The Missouri Supreme Court has refused to entertain a legal challenge to the $111-million fee bonanza awarded to private attorneys who represented the state in its relatively late tagalong lawsuit against the tobacco industry. The St. Louis Post-Dispatch had decried the fee award as a “political gravy train” which “grossly overpays the lawyers involved”, who had plenty of friends in high places in Missouri politics (see our coverage of Sept. 21, 2000 and Jun. 5, 2001). (“Court turns down appeal of tobacco attorney fees”, AP/Jefferson City News Tribune, Oct. 2) (via Lori Patel, Law.com). Ethical Esq.? (Oct. 3) comments on the case, citing a pertinent passage from the Missouri Rules of Professional Conduct, as well as our previous coverage.

Mother leaves daughter unattended, collects $2 million

In 1992, Shelly Moore, against Texas law, left her infant daughter Shannon unattended in a car. “In a deposition in 1996, Moore acknowledged that she had been using a faulty lighter that at times continued to flame after she lighted a cigarette and had to be blown out. Several witnesses testified in depositions that Moore told them she thought she had lighted a cigarette as she left the car, then absent-mindedly tossed the lighter on the seat.” The car burst into flames, and Shannon was horrifically burned, eventually losing all of her fingers and her hearing.

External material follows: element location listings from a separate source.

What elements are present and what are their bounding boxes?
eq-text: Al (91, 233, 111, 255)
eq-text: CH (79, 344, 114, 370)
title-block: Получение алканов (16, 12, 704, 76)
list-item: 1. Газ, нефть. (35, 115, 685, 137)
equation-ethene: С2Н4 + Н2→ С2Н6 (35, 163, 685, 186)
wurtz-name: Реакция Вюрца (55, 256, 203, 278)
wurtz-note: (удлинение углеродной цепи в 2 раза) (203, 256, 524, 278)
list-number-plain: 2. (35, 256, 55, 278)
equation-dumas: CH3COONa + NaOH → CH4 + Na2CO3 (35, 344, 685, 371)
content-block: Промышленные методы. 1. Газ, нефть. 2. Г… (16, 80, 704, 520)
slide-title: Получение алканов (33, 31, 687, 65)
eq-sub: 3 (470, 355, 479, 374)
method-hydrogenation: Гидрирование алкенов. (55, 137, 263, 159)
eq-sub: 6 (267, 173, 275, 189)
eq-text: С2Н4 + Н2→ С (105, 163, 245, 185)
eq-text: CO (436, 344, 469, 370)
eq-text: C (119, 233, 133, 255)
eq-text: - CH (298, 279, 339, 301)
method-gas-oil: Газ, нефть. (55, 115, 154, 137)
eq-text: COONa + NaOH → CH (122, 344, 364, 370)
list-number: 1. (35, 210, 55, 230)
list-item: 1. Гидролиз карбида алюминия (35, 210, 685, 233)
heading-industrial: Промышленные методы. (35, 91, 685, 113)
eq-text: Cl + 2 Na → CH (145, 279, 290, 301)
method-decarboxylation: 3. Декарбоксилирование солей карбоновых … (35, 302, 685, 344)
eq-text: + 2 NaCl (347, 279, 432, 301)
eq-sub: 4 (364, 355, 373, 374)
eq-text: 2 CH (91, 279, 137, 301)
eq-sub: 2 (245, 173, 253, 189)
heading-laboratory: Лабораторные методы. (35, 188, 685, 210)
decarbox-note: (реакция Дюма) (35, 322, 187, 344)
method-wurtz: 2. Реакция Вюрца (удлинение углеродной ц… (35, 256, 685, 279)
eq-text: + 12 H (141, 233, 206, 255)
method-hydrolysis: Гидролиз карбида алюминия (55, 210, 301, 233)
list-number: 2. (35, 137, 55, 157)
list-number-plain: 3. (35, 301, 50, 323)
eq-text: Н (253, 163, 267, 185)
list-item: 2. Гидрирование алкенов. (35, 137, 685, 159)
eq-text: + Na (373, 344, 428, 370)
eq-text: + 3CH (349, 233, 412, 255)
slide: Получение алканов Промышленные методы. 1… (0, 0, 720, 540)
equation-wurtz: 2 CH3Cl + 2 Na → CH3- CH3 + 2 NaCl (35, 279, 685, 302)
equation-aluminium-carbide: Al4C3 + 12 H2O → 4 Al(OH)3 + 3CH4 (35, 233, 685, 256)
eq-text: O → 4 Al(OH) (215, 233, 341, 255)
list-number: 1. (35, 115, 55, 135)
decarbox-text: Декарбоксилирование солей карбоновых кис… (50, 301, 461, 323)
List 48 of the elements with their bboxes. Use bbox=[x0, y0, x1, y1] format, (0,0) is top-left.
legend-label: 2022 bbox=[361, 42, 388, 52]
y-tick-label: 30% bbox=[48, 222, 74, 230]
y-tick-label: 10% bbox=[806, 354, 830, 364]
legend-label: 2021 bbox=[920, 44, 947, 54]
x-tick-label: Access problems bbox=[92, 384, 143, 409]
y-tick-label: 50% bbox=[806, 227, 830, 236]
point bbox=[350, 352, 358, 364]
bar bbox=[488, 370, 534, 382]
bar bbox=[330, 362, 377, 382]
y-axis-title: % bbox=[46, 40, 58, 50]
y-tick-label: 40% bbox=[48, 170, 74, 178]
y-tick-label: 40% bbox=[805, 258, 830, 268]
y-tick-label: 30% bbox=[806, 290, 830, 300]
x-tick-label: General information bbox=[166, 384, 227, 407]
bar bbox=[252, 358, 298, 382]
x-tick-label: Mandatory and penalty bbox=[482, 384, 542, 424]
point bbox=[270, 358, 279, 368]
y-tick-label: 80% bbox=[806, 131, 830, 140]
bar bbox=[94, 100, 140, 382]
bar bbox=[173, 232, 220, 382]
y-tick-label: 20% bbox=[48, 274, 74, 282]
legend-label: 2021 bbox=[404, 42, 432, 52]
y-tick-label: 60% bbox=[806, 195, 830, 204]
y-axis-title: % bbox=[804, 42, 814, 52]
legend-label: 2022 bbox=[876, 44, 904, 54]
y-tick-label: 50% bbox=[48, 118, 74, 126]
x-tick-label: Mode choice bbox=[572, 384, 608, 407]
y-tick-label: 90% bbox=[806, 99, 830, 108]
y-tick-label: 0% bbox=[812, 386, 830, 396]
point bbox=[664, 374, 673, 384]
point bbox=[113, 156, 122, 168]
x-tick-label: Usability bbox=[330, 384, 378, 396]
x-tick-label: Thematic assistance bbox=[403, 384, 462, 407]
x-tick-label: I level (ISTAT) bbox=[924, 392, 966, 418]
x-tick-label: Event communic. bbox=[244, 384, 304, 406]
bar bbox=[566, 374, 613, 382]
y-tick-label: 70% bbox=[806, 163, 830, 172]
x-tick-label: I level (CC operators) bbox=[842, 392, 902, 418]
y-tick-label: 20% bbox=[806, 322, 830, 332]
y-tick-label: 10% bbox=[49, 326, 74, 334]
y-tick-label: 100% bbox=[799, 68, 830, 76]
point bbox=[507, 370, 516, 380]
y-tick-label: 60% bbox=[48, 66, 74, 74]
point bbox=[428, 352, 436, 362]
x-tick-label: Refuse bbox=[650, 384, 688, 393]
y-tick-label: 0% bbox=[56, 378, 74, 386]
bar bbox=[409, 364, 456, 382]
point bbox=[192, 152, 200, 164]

Moore and her daughter moved to Johnson County, Texas, a notoriously plaintiff-friendly region, and Shannon sued…Philip Morris, who made the Marlboro 100s Shelly smoked. (Shannon named her mother as a codefendant; where one named plaintiff and one named defendant are citizens of the same state, a defendant is unable to remove the case to federal court on diversity jurisdictional grounds.) The claim was that a smoldering cigarette caused a fire, and Shannon’s injuries were the tobacco company’s fault for failing to design a cigarette that would not stop burning. Rather than risk putting the case in front of a jury that would be exposed to photos of Shannon’s terrible burns, Philip Morris settled for $2 million. Fifteen previous cases alleging product liability over cigarette fires had been dismissed before trial. (Myron Levin, “Tobacco Giant, in a Shift, Pays Victim”, L.A. Times, Oct. 2). More on case: J. R. Labbe, “Somebody has to pay”, Fort Worth Star-Telegram, Oct. 5.